Assume Breach, Not Perfection

Modern security strategy assumes that perimeter devices will eventually fail. Zero Trust architecture limits the blast radius by continuously verifying users, devices, and traffic—even inside the network.

This approach reduces the impact of firewall or VPN compromise.


Layered Security Still Matters

Firewalls, VPNs, and proxies remain essential—but they must be part of a layered defense that includes:

  • Endpoint detection and response (EDR)
  • Identity and access management (IAM)
  • Network segmentation
  • Continuous monitoring

No single control should be a single point of failure.

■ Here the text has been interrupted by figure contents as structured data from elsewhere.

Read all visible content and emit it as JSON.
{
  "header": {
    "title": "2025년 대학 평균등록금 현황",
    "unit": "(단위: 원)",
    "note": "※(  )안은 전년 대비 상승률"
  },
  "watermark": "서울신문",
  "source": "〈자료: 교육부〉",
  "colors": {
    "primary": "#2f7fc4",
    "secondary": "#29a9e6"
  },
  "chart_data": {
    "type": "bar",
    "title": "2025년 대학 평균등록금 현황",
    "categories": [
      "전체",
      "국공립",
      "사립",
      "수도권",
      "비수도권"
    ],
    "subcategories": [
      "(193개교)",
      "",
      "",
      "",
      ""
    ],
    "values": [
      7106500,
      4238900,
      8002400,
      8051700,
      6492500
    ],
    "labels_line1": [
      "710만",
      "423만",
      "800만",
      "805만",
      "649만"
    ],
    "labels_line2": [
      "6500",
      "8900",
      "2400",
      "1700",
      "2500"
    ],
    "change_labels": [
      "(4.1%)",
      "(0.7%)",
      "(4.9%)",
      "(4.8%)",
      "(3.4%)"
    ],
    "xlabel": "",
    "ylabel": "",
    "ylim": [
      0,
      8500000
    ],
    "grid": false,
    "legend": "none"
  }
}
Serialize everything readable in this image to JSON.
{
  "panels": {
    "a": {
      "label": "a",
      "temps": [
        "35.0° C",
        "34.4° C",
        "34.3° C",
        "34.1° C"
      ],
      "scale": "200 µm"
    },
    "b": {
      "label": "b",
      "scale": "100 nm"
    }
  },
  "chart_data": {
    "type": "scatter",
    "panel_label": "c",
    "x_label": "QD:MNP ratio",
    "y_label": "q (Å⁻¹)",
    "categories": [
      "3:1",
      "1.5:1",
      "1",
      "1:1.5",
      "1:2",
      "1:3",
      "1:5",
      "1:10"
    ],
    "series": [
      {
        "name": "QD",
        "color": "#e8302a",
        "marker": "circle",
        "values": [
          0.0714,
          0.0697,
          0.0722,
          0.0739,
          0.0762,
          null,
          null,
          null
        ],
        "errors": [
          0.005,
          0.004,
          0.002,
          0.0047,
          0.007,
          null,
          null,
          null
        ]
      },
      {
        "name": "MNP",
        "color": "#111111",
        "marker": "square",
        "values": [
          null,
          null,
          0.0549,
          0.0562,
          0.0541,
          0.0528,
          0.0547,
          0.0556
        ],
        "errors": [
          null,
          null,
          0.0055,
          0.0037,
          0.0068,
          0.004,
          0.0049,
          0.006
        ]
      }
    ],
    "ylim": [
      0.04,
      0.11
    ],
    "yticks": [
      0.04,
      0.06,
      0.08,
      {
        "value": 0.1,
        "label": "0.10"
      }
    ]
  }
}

Why This Threat Is Growing

Automation Favors Attackers

Attackers now use automated scanning and exploitation frameworks that:

  • Continuously scan the internet
  • Instantly exploit new vulnerabilities
  • Scale attacks globally

This means vulnerable perimeter devices are often compromised quickly and indiscriminately.


Remote Work Expanded the Attack Surface

The growth of remote access has dramatically increased reliance on VPNs and proxies. Many organizations exposed critical infrastructure rapidly—sometimes without proper hardening.

Attackers followed.


Conclusion: Protect the Gate Before the House

Firewalls, VPNs, and proxies are targeted not because they are weak—but because they are strategically powerful. Compromising them provides attackers with stealthy, high-impact access that bypasses many traditional defenses.

Hardening these systems first—through patching, strong authentication, reduced exposure, and continuous monitoring—is one of the most effective steps organizations can take to reduce breach risk.

In modern cybersecurity, protecting the gate matters just as much as protecting what lies behind it.